**Question 1: **For a hypothetical magazine, the probability that the reader is male
given that the reader is at least 35 years old is 0.30. The probability
that a reader is male, given that the reader is under 35, is 0.65. If
75% of the reader are under thirty five what is the probability that a
randomly chosen reader is

(a) male

(b) female

(c) under 35 if it is given the reader is a female

** Solution: **

Let us put the information given in the form of a table.

(a) Let A_{1} be the event of the reader being at least 35 years and A_{2} the event of the reader being under 35 years old

and B the event of the reader being a male.

P(A_{2}) = 0.75 and P(A_{1}) = 1 - P(A_{2}) = 1- 0.75 = 0.25

P(B | A_{1}) = 0.30 and P(B | A_{2}) = 0.65

B = (A_{1} ∩ B) U (A_{2} ∩ B) as the male reader can either under 35 or at least 35 years old.

P(B) = P(A_{1} ∩ B) + P(A_{2} ∩ B)

= P(A_{1}) . P(B | A_{1}) + P(A_{2}) . P(B | A_{2})

= (0.25)(0.30) + (0.75)(0.65) = 0.5625

The probability the reader is male = 0.5625

(b) P(female) = 1 - P(male) = 1 - 0.5625 = 0.4375

The probability the reader is female = 0.4375.

(c) Let E_{1} be the event of the reader is under 35 and E_{2} the event of the reader is at least 35 and the F the event of the

reader being a female.

We need to find P( E_{1} | F) and we have the probabilities

P(F | E_{1}) = 1 - 0.65 = 0.35 , P(F | E_{2}) = 1 - 0.30 = 0.70, P(E_{1}) = 0.75 and P(E_{2}) = 0.25

P( E_{1} | F) = $\frac{P(E_{1})P(F|E_{1})}{P(E_{1})P(F|E_{1})+P(E_{2})P(F|E_{2})}$

= $\frac{(0.75)(0.35)}{(0.75)(0.35)+(0.25)(0.70)}$

= 0.6

Probability the reader is under 35 given that the reader is a female = 0.6.
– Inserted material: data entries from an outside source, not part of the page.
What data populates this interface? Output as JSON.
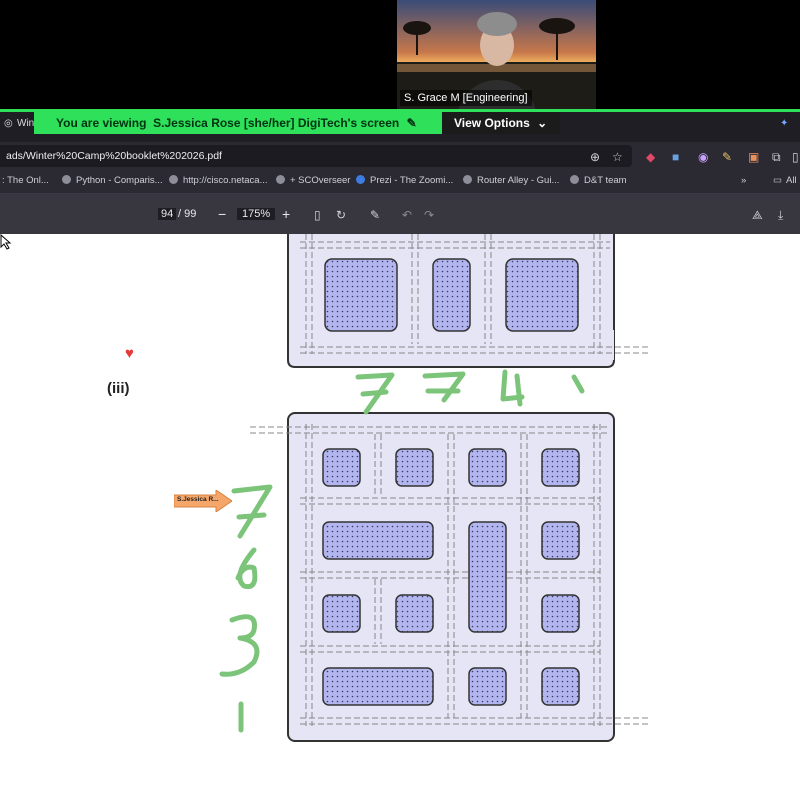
{
  "webcam": {
    "participant_name": "S. Grace M [Engineering]"
  },
  "share_banner": {
    "viewing_prefix": "You are viewing",
    "presenter": "S.Jessica Rose [she/her] DigiTech's screen",
    "options_label": "View Options"
  },
  "browser": {
    "tab_fragment": "Wint",
    "url": "ads/Winter%20Camp%20booklet%202026.pdf",
    "bookmarks": [
      ": The Onl...",
      "Python - Comparis...",
      "http://cisco.netaca...",
      "+ SCOverseer",
      "Prezi - The Zoomi...",
      "Router Alley - Gui...",
      "D&T team"
    ],
    "bookmarks_more": "All"
  },
  "pdf_toolbar": {
    "page_current": "94",
    "page_total": "/ 99",
    "zoom": "175%",
    "zoom_out": "−",
    "zoom_in": "+"
  },
  "document": {
    "question_label": "(iii)",
    "annotator_tag": "S.Jessica R...",
    "handwriting_top": "7 7 4 1",
    "handwriting_left": "7 6 3 1"
  },
  "colors": {
    "share_green": "#2ee05a",
    "panel_fill": "#e6e5f6",
    "block_fill": "#b3b6ee",
    "ink_green": "#7cc47a"
  }
}
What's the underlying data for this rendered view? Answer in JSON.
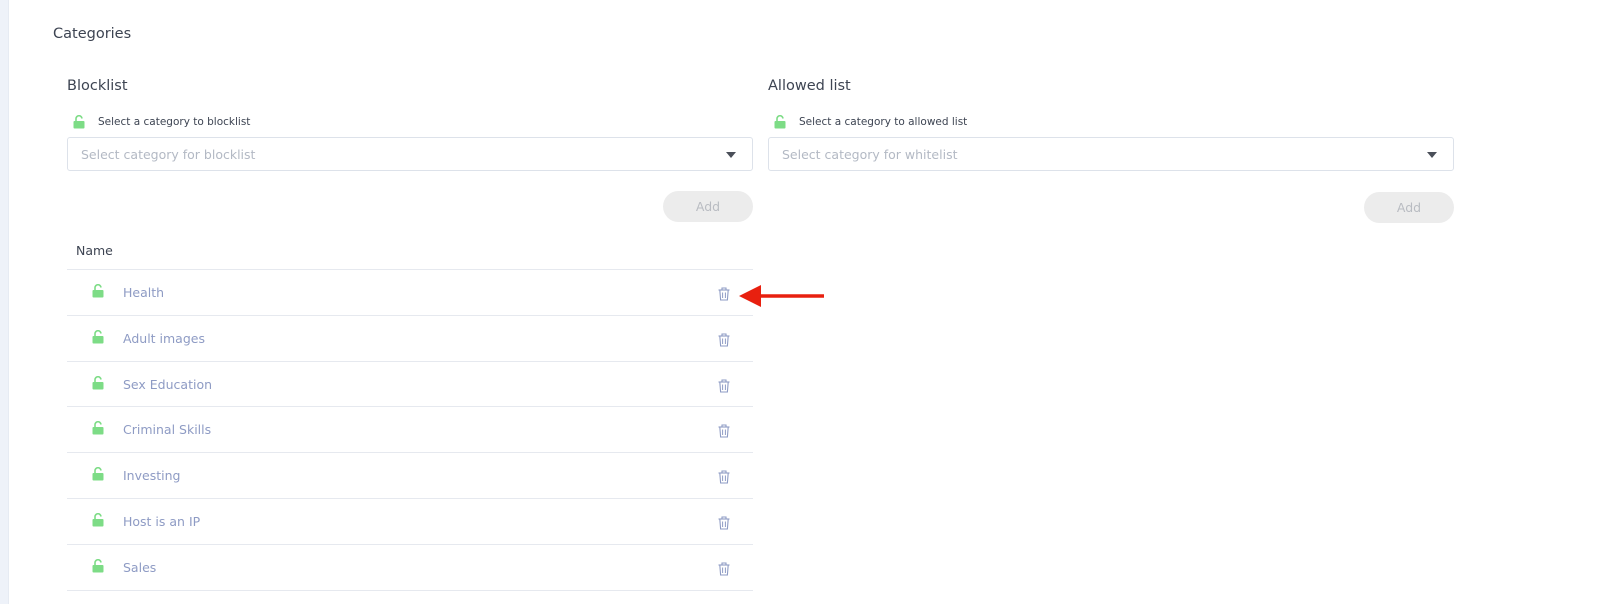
{
  "page": {
    "title": "Categories"
  },
  "blocklist": {
    "title": "Blocklist",
    "select_label": "Select a category to blocklist",
    "placeholder": "Select category for blocklist",
    "add_label": "Add"
  },
  "allowed": {
    "title": "Allowed list",
    "select_label": "Select a category to allowed list",
    "placeholder": "Select category for whitelist",
    "add_label": "Add"
  },
  "table": {
    "header_name": "Name",
    "rows": [
      {
        "name": "Health"
      },
      {
        "name": "Adult images"
      },
      {
        "name": "Sex Education"
      },
      {
        "name": "Criminal Skills"
      },
      {
        "name": "Investing"
      },
      {
        "name": "Host is an IP"
      },
      {
        "name": "Sales"
      }
    ]
  },
  "icons": {
    "lock": "unlock-icon",
    "trash": "trash-icon",
    "caret": "chevron-down-icon",
    "annotation": "red-arrow-icon"
  },
  "colors": {
    "lock_green": "#7ddc86",
    "row_text": "#8e9bc4",
    "trash": "#8e9bc4",
    "arrow_red": "#e8200f",
    "button_bg": "#ececec"
  }
}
**Question 2: **The probability the event A will occur is 0.4 The conditional
probability of another event B occurring given A is 0.6 and the
conditional probability of B occurring given A has not occurred is 0.3.
Find the probability of

(a) the event A occurring given B

(b) the event of A not occurring given B

** Solution: **

Expressing the given probabilities using notation

P(A) = 0.4. Hence P(A^{c}) = 1 - 0.4 = 0.6

P(B | A) = 0.6 and P(B | A^{c}) = 0.3

(a) We need to compute P(A | B)

Using Baye's Theorem

P(A | B) = $\frac{P(A)P(B|A)}{P(A)P(B|A)+P(A^{c})P(B|A^{c})}$

= $\frac{(0.4)(0.6)}{(0.4)(0.6)+(0.6)(0.3)}$

= 0.571

Probability of event A occurring given B = 0.571

(b) To find P(A^{c} | B)

P(A^{c} | B) = 1 - P(A | B)

= 1 - 0.571 = 0.429

Probability of event A not occurring given B + 0.429.